I'm leaning towards Timsort since it kicks ash in Python
What are your thoughts? Pros & Cons?
I'm leaning towards Timsort since it kicks ash in Python
What are your thoughts? Pros & Cons?
The constraints make it sound like counting sort is the way to go.
Definitely counting sort, runs in O(n + m), where n is a million and m is 99 in your case. The con is that it also uses up O(n + m) space, which is quite alot when n = 1.000.000, but it will run in linear time.
If you use Quicksort you can get away with O(log n) space usage, but then you would have O(n log n) running time on average.
There is no perfect algorithm for the job. Which is most constrained in your case? Space or speed?
I'm including the size of the output because counting sort cannot be performed in-place, so the OP would need an extra array of size 1.000.000 for the output, whereas with various other sorting algorithms you wouldn't need an output array at all.
Wikipedia seems to have a different opinion than me though :-) It seems there is a version of counting sort that can be performed in-place, however it won't be stable then. In this case the space requirements would be just O(m). I didn't know of this special version of counting sort when i first replied.
O_o
The space requirement for the generic "Counting Sort" is 'O(n + m)'. Period. The output array is memory that is required by the algorithm. Pretending that memory doesn't count because "it is an output" is wrong. Pure and simple. If I tell you that an algorithm requires 'O(m)' extra space when it requires 'O(n + m)' I'm lying. You have to account for that space because choosing between two algorithms may come down to space requirements and some algorithms do only use 'O(m)' space.
A dozen or so special purpose variations of "Counting Sort" exist. They each have different "trade-offs". You can't properly choose between these variations if you start excluding the details.
Soma
I would do it using a 100 element array of integers.
Note: The solution is NOT really a sorting algorithm; but, the output is based on the input.
It is more like an data compression and sort algorithm combined.
Tim S.
If you are curious, this is an instance of a "distribution sort".Quote:
It is more like an data compression and sort algorithm combined.
It is conceptually the "first half" of "Counting Sort" optimized for integers values as keys.
Soma
Choosing between an in-place and an out-of-place sort does not require an ivory tower analysis.
Precisely.
And just to be clear, the array of 100 counts allows you to reconstruct the sorted data over top of the original data, should you not need to retain the original data.

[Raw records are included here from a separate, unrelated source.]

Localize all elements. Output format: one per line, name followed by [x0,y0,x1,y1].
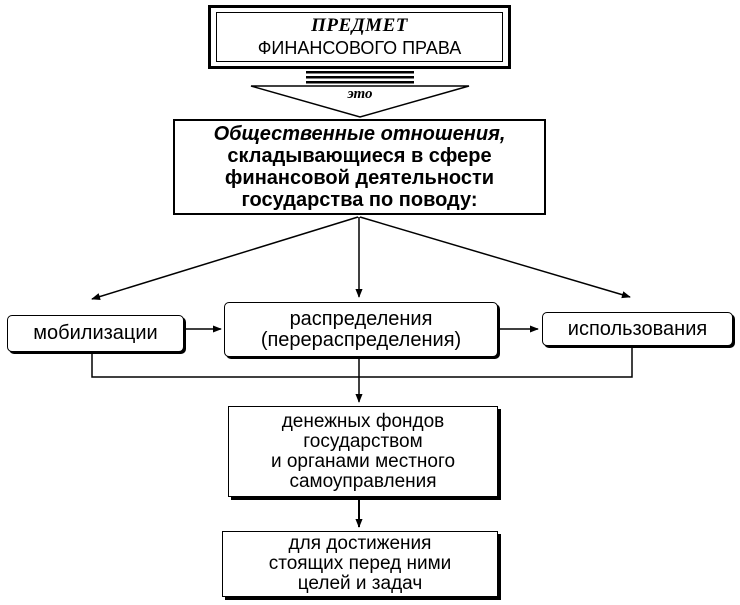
title-inner-frame: ПРЕДМЕТ ФИНАНСОВОГО ПРАВА [216,12,503,62]
title-stripes [306,71,414,84]
distribution-label-line-1: распределения [289,307,433,330]
arrow-main-to-mobilization [91,216,359,301]
arrow-main-to-use [359,216,631,299]
main-line-2: складывающиеся в сфере [227,145,492,167]
main-line-3: финансовой деятельности [224,167,495,189]
use-box: использования [542,312,733,346]
goals-line-2: стоящих перед ними [268,553,452,574]
goals-line-3: целей и задач [297,573,423,594]
funds-line-4: самоуправления [289,470,437,492]
mobilization-label: мобилизации [33,322,158,344]
title-box: ПРЕДМЕТ ФИНАНСОВОГО ПРАВА [208,5,511,69]
title-line-2: ФИНАНСОВОГО ПРАВА [257,38,462,58]
funds-box: денежных фондов государством и органами … [228,406,498,497]
goals-line-1: для достижения [288,533,432,554]
down-arrow-big [250,85,470,118]
distribution-label-line-2: (перераспределения) [260,328,462,351]
funds-line-1: денежных фондов [281,410,445,432]
main-line-1: Общественные отношения, [213,123,506,145]
title-line-1: ПРЕДМЕТ [311,15,408,36]
goals-box: для достижения стоящих перед ними целей … [222,531,498,597]
funds-line-3: и органами местного [270,450,456,472]
stages-bracket [91,346,633,378]
arrow-label: это [347,86,373,102]
main-line-4: государства по поводу: [241,189,478,211]
main-definition-box: Общественные отношения, складывающиеся в… [173,119,546,215]
distribution-box: распределения (перераспределения) [224,302,498,357]
mobilization-box: мобилизации [7,315,184,352]
use-label: использования [567,317,708,340]
funds-line-2: государством [303,430,423,452]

If you really really needed maximum speed, then a counting sort with parameters such as those that are proposed here would lead itself to parallelism fairly well. Say four threads each processing a quarter of the input, and four arrays of 100 items that can be added together prior to data reconstruction, would kick ass.
Of course having such perfect parameters such as the stated problem practically never happens in practice.